TOKYO: Japan's government announced an economic stimulus package worth more than 100 billion dollars Friday to tackle the fastest inflation in a decade and the looming threat of a recession.

The plan includes measures to help consumers, companies and farmers cope with high fuel costs and a credit crunch.

With lending-related measures accounting for much of the 11.7-trillion-yen (107-billion-dollar) package, the boost to government spending is expected to be about 2.0 trillion yen. The government will also consider income tax cuts.

"This package is not a one-off," Economic and Fiscal Policy Minister Kaoru Yosano told a press conference. "It is aimed at continuously supporting the Japanese economy as well as people's lives."

The announcement came hours after official figures showed that Japan's core inflation rate surged to an annualised pace of 2.4 percent in July from 1.9 percent the previous month on the back of soaring energy and material costs.
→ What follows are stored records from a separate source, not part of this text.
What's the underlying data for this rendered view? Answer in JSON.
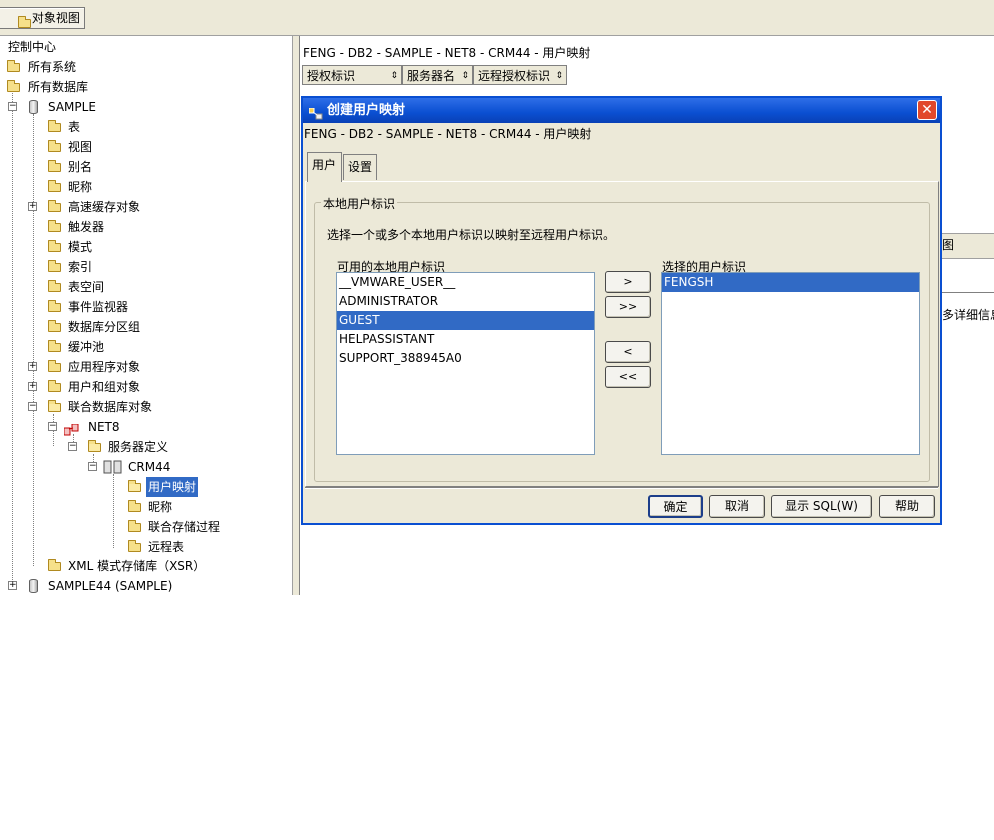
{
  "toolbar": {
    "object_view_tab": "对象视图"
  },
  "tree": {
    "control_center": "控制中心",
    "all_systems": "所有系统",
    "all_databases": "所有数据库",
    "sample": "SAMPLE",
    "tables": "表",
    "views": "视图",
    "aliases": "别名",
    "nicknames": "昵称",
    "cache_objects": "高速缓存对象",
    "triggers": "触发器",
    "schemas": "模式",
    "indexes": "索引",
    "tablespaces": "表空间",
    "event_monitors": "事件监视器",
    "partition_groups": "数据库分区组",
    "bufferpools": "缓冲池",
    "app_objects": "应用程序对象",
    "user_group_objects": "用户和组对象",
    "federated_objects": "联合数据库对象",
    "net8": "NET8",
    "server_definitions": "服务器定义",
    "crm44": "CRM44",
    "user_mappings": "用户映射",
    "crm_nicknames": "昵称",
    "federated_procs": "联合存储过程",
    "remote_tables": "远程表",
    "xsr": "XML 模式存储库（XSR）",
    "sample44": "SAMPLE44 (SAMPLE)"
  },
  "right_pane": {
    "title": "FENG - DB2 - SAMPLE - NET8 - CRM44 - 用户映射",
    "columns": [
      "授权标识",
      "服务器名",
      "远程授权标识"
    ],
    "partial_tab": "图",
    "partial_text": "多详细信息"
  },
  "dialog": {
    "title": "创建用户映射",
    "path": "FENG - DB2 - SAMPLE - NET8 - CRM44 - 用户映射",
    "tabs": [
      "用户",
      "设置"
    ],
    "group_title": "本地用户标识",
    "description": "选择一个或多个本地用户标识以映射至远程用户标识。",
    "available_label": "可用的本地用户标识",
    "selected_label": "选择的用户标识",
    "available_users": [
      "__VMWARE_USER__",
      "ADMINISTRATOR",
      "GUEST",
      "HELPASSISTANT",
      "SUPPORT_388945A0"
    ],
    "selected_available_user": "GUEST",
    "selected_users": [
      "FENGSH"
    ],
    "move_buttons": {
      "add": ">",
      "add_all": ">>",
      "remove": "<",
      "remove_all": "<<"
    },
    "buttons": {
      "ok": "确定",
      "cancel": "取消",
      "show_sql": "显示 SQL(W)",
      "help": "帮助"
    }
  }
}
Japan was stuck in a deflationary spiral for years, but the return of inflation has sparked concern as it is being driven entirely by rising import costs rather than a stronger domestic economy.

The fear is that rising prices will dampen already tepid consumer spending, which dropped 0.5 percent in July from a year earlier, down for a fifth straight month.

Inflation "is depressing consumer sentiment," said Lehman Brothers economist Hiroshi Shiraishi. "People still are used to deflation and now they're starting to see the prices of their daily necessities going up sharply."

The government has faced calls from some lawmakers within the ruling coalition for a bigger injection of public money into the economy, which shrank in the second quarter, raising fears of the first recession in six years.

But ministers have also stressed the need to rebuild the country's debt-ridden finances, saying they hope to avoid issuing new bonds to fund the stimulus package.

Prime Minister Yasuo Fukuda ordered the package as part of efforts to reverse a slump in his approval ratings with elections due by September 2009.

But experts doubted the package will have a significant impact on the overall economy.

"The package may be able to put out some of the sparks caused by rising prices but it is unlikely to extinguish the origins of the flame," said Katsuhiro Hachiya, an economist at the Japan Research Institute.

"What the Japanese economy needs are not makeshift measures but action to drastically change the economic structure so that Japan can survive the rapidly changing circumstances in the global economy."

The latest snapshots of the economy were not entirely gloomy.

The unemployment rate dipped to 4.0 percent in July from 4.1 percent the previous month, while industrial production unexpectedly edged up 0.9 percent.

Production is expected to fall by 2.9 percent in August but increase 3.4 percent in September, the government said based on a survey of manufacturers.

Until recently Japan's economy, the second largest in the world, had been recovering from a slump stretching back more than a decade.

A contraction in the second quarter of this year has left the country teetering on the brink of its first recession in six years, although most analysts expect the economy to avoid a deep or prolonged slump.

Japan's public debt is already the highest among industrialised nations after a series of emergency spending packages in the 1990s, leaving the government little room to boost spending without setting back fiscal reform efforts.

Fresh spending of up to two trillion yen "is insignificant", argued Richard Jerram, economist at Macquarie Securities.

"Signs that economic activity is proving fairly resilient, as well as growing hope that inflation is close to a peak, means there is little sense of desperation among policy makers," he added.